'Frente a frente íamos os dois, e o olhar nervoso daquele homem cruzava o meu. Seduzia-me com a sua aflição. Inquietava-me. Olhava-me, depois desviava o olhar, tremia. Estava nervoso, muito nervoso.
E eu deixo-me envolver facilmente, olhava-o receosa, mas não podia deixar fugir o olhar para qualquer outro sítio. E os olhos daquele homem cruzavam os meus. Se me apertasse e me beijasse eu seria impotente perante o seu suplício. Acho mesmo que se me pedisse para o beijar, eu me levantaria e o beijava, por compaixão. Mas foi ele a levantar-se, não para me beijar, como naquele instante pensei que o fizesse, pois os seus nervos eram nervos de amor. E eu ainda acredito em paixões nascidas de um olhar numa carruagem de comboio.
Dirigiu-se para a janela guiado pelo sonambulismo do seu corpo. O homem estava hipnotizado e eu também! Só de o olhar! Colou a face ao vidro e assim ficou durante algum tempo, não sei quanto, estava hipnotizada pela sua figura. Não tenho presente que mais alguém estivesse naquele compartimento, pelo menos não recordo mais ninguém. Éramos apenas os dois. E um silêncio entre nós. Não trocámos uma só palavra. Nem sei se estaríamos realmente ali. Agora só recordo o matraquear dos carris. O irritante zumbido iiiiiiiiiiiiiiiiiiiiiiiiiiiiiiiiiiiiiiii e o tu-tu tu-tu-tu, aquela sinfonia do desespero. Como eu estava desesperada! Que quadro desolador! Eu olhava aquela sombra de homem agarrada às vidraças. O homem olhava, o quê, não sei, nem com que olhos. Ele estava de costas, mas em algum momento se virou, pois fixei no meu espírito aquele rosto crispado de olhos revirados e a cabeça cambaleante…os olhos revirados com se de um morto se tratasse! A sombra ergueu os braços e num esforço levantou a vidraça. Iiiiiiiiiiiiiiii tu-tu-tu!
Se estava frio este quadro, mais frio ficou agora. Os meus ossos gelaram. O meu corpo tinha arrepios, a minha alma tinha arrepios, toda eu era um arrepio. Um arrepio é isso aquele espectro à minha frente era, um arrepio!

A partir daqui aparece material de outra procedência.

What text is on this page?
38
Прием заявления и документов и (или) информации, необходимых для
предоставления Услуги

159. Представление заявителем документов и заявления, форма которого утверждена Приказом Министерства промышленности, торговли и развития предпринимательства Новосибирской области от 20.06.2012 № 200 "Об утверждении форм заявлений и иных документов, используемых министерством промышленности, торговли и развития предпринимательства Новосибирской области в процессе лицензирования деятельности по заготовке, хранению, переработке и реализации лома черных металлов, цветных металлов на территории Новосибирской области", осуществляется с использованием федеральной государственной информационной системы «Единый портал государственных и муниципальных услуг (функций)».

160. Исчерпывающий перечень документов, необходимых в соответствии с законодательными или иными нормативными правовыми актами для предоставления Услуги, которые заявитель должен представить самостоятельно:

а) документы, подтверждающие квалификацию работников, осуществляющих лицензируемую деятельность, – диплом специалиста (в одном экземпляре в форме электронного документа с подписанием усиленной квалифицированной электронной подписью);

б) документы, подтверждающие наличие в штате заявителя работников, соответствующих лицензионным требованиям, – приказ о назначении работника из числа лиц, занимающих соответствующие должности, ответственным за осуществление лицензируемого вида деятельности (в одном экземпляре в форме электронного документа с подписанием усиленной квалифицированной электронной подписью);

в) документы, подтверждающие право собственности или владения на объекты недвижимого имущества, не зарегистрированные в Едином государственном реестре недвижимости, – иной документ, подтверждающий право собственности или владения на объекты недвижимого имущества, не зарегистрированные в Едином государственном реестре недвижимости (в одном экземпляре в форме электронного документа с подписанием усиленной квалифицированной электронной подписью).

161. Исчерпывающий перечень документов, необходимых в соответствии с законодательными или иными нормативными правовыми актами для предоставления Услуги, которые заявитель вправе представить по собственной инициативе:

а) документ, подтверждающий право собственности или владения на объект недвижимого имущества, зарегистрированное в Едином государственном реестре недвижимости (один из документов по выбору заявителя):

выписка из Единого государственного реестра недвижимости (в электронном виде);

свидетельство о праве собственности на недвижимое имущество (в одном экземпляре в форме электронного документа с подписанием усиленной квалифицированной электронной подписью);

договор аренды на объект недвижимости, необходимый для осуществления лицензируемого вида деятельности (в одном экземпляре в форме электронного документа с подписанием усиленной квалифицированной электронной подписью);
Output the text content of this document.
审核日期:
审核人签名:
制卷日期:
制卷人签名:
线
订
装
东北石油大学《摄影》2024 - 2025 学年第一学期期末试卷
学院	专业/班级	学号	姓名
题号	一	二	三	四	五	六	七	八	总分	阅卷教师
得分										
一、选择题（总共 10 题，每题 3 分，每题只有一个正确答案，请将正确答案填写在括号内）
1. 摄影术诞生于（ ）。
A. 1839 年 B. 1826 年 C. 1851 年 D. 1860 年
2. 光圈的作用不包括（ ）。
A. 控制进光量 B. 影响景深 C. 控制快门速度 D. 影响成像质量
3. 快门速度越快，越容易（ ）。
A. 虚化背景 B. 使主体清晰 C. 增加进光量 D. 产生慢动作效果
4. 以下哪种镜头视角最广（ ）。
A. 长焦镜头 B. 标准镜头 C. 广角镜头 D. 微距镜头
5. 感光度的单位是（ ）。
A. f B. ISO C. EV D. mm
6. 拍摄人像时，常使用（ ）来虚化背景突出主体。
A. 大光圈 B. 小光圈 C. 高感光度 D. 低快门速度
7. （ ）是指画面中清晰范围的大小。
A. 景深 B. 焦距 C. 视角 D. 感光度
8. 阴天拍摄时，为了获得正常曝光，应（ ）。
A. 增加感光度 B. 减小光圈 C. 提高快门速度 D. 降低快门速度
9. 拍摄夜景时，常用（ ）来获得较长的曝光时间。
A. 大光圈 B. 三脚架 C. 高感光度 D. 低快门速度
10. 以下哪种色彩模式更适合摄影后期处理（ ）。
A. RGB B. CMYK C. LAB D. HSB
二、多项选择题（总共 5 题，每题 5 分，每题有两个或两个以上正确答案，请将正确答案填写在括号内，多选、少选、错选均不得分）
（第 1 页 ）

Iiiiiiiiiiiiiiii tu-tu-tu iiiiiiiiiiiii tu-tu-tu !
Duas estátuas de jardim abandonadas à chuva no Inverno. Assim éramos nós, imóveis. Eu, de pé agarrada à maçaneta da porta do compartimento espreitando para fora, olhando-o. Ele, apoiado com os braços e o peito na parte inferior da vidraça. As abas do seu casaco levantadas e as pernas quase como que quebradas, davam a impressão daquele homem, não ser um homem. Era uma sombra. Colado à vidraça era uma lapa. Abraçado à janela era uma lesma.
O tempo era agora imenso. Não sei quanto tempo durou esta visão, quanto tempo passou desde que o comboio deixou a estação. Perdi a noção. Fiquei hipnotizada. Sim, fiquei hipnotizada por aquele homem.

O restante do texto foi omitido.